Rose heard the Doctor thinking deliberately so that she could hear him in her mind clearly and distinctly.

Rose Tyler, he thought, I love you, forever. You're exactly what I waited 900 years for. I promise to love you—all of you—forever.

She smiled, tears running down her cheeks, and she too thought loudly, I'll think myself the luckiest shop girl for as long as I live. You're everything. I'll need you and want you and I promise to love you forever.

With those words, tears streaming down both of their faces, the single thread that had formed above them from their many threads brightened violently and lit the entire room in a reddish-orange glow, then faded to pink, then purple, then blue, until the light faded back to white and extinguished itself. The Doctor nodded to Jack, who took the crowbar and landed it forcefully on the console. The Vortex closed.

The glow of the Doctor's mind remained in her own. While she could no long hear his thoughts, a prospect which would have been completely overwhelming should it have continued, she could still feel the presence of his mind.
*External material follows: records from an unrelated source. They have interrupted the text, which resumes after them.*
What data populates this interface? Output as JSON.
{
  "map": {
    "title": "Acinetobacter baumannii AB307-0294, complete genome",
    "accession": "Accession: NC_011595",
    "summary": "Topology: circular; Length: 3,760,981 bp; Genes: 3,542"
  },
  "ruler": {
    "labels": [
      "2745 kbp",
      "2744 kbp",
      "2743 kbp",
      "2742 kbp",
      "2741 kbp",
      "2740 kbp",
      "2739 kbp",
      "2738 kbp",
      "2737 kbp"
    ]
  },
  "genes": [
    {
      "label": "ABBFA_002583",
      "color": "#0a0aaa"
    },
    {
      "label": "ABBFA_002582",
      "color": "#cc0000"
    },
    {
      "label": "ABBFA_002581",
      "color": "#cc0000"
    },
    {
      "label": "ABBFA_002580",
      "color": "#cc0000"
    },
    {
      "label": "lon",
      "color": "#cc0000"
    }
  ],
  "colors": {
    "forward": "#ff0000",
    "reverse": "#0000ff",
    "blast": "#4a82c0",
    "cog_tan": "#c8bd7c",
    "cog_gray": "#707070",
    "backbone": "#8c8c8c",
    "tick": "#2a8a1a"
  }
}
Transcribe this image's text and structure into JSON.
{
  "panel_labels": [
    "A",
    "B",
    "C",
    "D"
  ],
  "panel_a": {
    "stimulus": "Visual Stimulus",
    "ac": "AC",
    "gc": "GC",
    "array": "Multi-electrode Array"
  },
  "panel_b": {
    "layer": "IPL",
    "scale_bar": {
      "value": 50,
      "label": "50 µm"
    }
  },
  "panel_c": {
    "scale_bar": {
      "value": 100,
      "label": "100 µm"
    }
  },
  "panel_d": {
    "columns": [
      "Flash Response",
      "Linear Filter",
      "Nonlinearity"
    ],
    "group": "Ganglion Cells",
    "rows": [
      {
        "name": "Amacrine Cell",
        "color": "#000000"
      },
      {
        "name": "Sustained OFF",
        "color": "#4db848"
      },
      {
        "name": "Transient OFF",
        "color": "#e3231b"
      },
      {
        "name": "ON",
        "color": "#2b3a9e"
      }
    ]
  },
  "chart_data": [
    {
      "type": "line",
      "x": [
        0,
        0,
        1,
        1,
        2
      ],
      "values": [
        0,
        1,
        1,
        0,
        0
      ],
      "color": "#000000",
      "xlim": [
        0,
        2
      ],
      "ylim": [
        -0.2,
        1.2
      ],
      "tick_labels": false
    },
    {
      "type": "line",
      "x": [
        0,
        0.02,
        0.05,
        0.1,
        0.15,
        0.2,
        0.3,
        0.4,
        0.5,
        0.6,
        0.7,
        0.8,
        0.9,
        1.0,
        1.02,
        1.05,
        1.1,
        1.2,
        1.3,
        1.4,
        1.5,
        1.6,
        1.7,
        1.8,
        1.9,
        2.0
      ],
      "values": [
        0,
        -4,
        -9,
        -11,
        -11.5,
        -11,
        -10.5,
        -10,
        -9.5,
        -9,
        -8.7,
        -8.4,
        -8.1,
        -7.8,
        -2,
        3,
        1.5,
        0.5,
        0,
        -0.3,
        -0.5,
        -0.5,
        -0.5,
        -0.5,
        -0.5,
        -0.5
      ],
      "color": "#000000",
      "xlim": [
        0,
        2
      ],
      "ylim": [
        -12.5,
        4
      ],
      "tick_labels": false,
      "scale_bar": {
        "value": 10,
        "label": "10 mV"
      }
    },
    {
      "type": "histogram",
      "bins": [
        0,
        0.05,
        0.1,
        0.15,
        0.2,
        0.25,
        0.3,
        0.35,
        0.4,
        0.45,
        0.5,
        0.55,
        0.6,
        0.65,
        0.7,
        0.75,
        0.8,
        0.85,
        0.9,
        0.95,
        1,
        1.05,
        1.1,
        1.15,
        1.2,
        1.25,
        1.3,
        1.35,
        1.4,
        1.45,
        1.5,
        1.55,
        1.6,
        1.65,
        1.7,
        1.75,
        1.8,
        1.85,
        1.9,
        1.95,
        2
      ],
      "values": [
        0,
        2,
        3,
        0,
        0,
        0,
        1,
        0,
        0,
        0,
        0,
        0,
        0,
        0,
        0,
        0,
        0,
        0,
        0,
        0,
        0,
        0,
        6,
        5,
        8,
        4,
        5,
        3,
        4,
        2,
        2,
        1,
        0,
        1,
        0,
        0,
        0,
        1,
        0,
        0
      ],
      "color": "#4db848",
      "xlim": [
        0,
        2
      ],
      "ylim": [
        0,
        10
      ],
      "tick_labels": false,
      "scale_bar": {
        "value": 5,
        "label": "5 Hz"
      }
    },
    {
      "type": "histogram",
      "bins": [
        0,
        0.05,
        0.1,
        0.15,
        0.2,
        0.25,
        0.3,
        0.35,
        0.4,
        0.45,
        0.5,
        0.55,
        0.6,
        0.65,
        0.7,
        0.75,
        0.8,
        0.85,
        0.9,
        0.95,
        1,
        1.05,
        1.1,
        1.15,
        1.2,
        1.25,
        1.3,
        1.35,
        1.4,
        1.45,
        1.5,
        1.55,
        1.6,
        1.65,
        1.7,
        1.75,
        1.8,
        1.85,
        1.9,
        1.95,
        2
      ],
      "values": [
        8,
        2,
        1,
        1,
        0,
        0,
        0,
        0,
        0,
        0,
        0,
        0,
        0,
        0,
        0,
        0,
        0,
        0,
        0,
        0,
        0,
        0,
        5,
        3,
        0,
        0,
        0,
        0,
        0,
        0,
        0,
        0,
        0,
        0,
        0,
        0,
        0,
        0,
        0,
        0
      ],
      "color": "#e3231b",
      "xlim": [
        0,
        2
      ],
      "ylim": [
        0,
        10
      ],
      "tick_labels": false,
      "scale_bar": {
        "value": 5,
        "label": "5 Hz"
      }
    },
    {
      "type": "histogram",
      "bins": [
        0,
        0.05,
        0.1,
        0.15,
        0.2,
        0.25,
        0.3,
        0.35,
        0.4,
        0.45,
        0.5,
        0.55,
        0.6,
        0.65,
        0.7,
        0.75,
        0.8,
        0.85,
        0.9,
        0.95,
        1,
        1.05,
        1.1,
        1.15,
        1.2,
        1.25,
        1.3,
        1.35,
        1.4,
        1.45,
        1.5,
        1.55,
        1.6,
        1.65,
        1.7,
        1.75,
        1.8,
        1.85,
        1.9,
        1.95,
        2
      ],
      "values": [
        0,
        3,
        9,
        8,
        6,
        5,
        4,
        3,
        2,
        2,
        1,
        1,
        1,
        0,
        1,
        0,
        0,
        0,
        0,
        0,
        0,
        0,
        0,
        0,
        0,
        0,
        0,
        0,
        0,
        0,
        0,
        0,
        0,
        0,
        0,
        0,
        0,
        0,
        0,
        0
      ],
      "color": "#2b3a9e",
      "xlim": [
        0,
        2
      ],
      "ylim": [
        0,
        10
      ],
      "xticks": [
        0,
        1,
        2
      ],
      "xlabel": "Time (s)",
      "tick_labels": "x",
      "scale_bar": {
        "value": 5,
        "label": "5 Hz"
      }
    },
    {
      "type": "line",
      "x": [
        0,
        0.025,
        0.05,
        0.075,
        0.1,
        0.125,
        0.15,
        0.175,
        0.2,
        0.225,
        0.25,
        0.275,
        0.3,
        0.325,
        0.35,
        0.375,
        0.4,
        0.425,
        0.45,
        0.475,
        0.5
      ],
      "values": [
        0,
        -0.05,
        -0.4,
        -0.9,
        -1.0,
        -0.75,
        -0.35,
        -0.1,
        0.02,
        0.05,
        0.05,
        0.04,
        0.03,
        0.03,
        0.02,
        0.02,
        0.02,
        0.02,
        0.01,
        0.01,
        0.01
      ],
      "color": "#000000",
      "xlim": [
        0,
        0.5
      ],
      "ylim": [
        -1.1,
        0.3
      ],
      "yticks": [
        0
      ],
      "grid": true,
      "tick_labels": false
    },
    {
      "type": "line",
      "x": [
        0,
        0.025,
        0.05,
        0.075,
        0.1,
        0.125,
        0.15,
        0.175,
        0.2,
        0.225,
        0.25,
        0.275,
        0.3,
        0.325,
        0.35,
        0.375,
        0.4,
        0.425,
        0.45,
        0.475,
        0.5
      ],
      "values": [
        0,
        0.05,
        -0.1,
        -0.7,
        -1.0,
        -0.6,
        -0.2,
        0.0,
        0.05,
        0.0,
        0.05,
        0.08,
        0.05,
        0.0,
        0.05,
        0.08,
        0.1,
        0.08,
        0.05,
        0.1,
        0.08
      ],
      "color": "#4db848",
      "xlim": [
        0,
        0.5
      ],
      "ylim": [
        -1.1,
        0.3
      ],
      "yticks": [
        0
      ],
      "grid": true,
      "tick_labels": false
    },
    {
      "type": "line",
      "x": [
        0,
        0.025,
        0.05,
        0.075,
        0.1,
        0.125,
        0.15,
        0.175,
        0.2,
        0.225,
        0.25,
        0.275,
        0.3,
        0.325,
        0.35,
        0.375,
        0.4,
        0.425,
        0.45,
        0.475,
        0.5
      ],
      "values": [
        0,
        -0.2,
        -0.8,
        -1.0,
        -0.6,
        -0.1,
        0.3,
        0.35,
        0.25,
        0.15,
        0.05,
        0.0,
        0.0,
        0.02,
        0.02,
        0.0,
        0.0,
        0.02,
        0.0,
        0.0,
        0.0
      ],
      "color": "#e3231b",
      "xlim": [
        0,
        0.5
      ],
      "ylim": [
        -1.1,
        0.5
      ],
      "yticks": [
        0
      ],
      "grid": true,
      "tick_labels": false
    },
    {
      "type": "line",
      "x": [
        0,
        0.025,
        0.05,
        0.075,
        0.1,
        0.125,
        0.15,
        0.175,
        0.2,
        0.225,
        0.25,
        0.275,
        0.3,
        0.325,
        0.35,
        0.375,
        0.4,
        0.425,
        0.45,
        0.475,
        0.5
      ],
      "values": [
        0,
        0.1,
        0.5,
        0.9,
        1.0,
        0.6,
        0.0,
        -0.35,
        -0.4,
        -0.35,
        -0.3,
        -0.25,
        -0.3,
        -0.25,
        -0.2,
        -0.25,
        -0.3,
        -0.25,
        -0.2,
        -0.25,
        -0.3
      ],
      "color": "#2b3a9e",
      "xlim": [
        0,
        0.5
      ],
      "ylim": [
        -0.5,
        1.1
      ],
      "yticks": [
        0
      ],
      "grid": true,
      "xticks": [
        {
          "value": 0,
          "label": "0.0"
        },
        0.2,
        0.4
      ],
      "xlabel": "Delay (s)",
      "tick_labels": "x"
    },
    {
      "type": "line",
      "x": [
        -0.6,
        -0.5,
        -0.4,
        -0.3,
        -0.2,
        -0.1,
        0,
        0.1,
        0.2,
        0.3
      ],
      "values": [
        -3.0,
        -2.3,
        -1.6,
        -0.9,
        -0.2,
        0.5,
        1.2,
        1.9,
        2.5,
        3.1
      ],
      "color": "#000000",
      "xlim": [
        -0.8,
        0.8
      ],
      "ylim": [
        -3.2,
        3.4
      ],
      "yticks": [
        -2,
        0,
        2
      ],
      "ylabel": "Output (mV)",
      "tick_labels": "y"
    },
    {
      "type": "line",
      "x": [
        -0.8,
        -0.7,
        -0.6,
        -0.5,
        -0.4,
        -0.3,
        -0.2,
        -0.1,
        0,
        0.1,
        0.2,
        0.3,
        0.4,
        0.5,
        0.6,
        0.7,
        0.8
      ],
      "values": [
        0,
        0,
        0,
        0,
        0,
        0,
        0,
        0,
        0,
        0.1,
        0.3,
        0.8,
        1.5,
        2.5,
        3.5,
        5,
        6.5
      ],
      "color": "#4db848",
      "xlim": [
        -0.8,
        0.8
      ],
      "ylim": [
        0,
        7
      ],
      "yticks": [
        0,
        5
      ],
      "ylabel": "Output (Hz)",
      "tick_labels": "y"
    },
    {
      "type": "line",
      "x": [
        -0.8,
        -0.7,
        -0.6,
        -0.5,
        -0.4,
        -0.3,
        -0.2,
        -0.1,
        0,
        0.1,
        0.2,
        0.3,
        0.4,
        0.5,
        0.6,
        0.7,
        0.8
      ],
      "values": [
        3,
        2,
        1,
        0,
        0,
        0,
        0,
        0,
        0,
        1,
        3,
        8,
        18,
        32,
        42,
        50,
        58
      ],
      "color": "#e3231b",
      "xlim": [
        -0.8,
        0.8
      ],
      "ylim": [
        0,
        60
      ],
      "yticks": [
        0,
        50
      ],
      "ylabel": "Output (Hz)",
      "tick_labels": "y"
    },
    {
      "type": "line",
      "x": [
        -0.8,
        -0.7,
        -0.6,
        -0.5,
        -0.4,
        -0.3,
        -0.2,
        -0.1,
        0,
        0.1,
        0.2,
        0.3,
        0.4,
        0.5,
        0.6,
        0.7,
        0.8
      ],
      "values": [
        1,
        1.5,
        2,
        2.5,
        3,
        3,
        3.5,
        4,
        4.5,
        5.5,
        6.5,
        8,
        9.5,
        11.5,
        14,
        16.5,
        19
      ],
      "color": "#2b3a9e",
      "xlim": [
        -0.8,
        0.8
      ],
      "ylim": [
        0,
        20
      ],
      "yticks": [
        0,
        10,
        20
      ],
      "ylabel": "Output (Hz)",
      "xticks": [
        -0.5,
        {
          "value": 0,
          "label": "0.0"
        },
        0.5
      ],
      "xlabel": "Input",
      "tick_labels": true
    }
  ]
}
She could feel his feelings, while only slightly, and they felt like the most important force in the world. They were something to cling onto.

He too felt her, the warm presence of her mind near his. It was soothing and calming and perfect. He wanted to think of the planet he was going to take her to, of which for the life of him he could not recall the name; he wanted to think of the massive bouquet of sunflowers he had procured for her, because she hated roses. But he did not.

His mind was empty but for one thing for the first time in his entire life. Rose Tyler.